Understanding the sources and sinks of atmospheric carbon dioxide is necessary to understanding the causes and consequences of climate change. The carbon cycle is complex, with many reservoirs both living and nonliving, each with a number of sources and sinks. To put the carbon cycle in the context of understanding climate change and the issues scientists are concerned with, we focus on the sinks of atmospheric carbon dioxide, and the fate of the carbon after it is removed from the atmosphere. As people burn fossil fuels for energy, large amounts of carbon dioxide are released into the atmosphere. This introduces a large source of both carbon, and a greenhouse gas. Scientists interested in the long term effects and possible outcomes of this source of greenhouse gas are interested in sinks that not only remove carbon dioxide from the atmosphere, but provide a source of carbon to a reservoir with a long residence time. Understanding the connections between reservoirs, and the interaction between long and short residence times, is very helpful in understanding ongoing scientific research and its importance to concerns about climate change.
- Carbon Cycle Game Dice(Color or black and white)
- Scrap paper (optional but recommended)
- String or lanyard (at least an 8” length per student)
- Pony beads (white, light blue, dark blue, light green, pink, dark green, orange, purple, grey, and brown; if not necessarily these, you will need 10 distinctly different colors)
- Cups (at least one for each station)
- Carbon reservoir Station Markers (Color or black and white)

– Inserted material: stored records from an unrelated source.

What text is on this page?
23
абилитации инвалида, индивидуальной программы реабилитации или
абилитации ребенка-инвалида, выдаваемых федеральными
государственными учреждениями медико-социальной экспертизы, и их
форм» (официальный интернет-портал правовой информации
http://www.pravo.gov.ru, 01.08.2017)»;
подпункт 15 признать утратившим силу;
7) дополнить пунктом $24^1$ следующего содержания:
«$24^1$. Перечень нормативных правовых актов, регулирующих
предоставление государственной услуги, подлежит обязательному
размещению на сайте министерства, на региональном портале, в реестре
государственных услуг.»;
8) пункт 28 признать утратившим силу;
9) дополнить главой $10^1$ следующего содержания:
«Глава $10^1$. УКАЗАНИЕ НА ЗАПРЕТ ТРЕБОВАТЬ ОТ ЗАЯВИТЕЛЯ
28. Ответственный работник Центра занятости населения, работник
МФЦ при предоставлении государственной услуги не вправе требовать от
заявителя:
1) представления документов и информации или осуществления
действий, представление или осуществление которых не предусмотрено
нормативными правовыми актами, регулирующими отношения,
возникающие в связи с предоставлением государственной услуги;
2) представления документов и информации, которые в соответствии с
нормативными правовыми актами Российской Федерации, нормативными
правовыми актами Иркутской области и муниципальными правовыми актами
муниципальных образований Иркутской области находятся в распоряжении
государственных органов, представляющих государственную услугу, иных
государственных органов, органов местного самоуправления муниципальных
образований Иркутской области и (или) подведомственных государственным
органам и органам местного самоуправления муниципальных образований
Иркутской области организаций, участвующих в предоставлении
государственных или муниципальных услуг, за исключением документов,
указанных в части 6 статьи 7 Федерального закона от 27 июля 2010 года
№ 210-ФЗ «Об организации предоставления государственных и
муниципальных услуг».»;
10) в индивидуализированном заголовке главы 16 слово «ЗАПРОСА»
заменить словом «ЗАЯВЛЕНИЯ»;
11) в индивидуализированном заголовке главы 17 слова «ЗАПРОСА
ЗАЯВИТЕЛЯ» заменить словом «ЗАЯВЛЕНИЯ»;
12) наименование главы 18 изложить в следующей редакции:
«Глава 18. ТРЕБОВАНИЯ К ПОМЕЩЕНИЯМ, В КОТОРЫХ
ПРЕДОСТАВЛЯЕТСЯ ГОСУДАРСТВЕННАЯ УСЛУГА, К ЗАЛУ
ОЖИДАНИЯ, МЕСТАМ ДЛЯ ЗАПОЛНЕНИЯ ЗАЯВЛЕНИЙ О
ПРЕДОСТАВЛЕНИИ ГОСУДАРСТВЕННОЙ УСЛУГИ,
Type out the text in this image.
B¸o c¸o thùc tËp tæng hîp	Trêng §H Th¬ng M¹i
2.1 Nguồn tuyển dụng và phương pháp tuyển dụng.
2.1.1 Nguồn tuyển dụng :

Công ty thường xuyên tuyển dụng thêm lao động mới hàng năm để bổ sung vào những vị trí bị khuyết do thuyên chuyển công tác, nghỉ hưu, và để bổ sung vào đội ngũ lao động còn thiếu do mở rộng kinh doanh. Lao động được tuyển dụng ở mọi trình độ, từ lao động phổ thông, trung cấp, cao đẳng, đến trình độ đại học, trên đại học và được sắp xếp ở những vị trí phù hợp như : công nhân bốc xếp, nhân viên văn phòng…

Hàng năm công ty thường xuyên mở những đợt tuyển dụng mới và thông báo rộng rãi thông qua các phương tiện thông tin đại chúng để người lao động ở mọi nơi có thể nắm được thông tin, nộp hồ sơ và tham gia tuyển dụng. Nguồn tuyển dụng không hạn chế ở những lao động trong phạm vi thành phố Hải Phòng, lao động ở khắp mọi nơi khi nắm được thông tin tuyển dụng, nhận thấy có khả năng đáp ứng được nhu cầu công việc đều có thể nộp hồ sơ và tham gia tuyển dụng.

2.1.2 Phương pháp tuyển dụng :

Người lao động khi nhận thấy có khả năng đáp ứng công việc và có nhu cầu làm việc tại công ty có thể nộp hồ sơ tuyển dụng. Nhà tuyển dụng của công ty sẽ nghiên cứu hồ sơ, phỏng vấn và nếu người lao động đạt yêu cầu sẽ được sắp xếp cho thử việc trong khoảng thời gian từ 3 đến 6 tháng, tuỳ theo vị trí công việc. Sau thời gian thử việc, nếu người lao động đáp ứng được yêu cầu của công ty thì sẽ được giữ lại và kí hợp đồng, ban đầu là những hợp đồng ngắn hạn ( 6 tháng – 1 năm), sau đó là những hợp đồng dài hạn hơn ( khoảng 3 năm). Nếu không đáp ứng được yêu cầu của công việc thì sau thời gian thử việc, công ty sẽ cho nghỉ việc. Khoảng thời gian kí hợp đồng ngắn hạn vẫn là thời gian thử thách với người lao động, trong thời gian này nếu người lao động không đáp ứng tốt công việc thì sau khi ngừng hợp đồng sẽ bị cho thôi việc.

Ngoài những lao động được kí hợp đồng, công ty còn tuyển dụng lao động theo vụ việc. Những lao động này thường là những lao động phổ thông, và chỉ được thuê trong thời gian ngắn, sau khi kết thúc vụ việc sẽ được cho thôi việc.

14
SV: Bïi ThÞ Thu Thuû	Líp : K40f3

- Carbon Cycle Game Worksheet (1 per student)
- Pencils or pens
- Unopened undisturbed bottle of seltzer or clear soda (optional)
A. Print out the Carbon Cycle Game Dice (color or black and white, your choice):
It is helpful, but not necessary, to have more than one die for each station.
B. Cut out the dice and crease along the lines between the faces.
C. Tape the open edges together to make a cube.
It is helpful to weight the dice with a ball of scrap paper about the same size as the finished cube. Filled dice roll more easily than empty ones.
D. Print out the Station Markers (color or black and white).
E. Set up each station in a different location around the room. Each station should have:
1. At least one die. (Duplicates are especially helpful for the Atmosphere and Surface Ocean stations; students will visit these often, and not having to wait in line to roll dice will make gameplay faster.)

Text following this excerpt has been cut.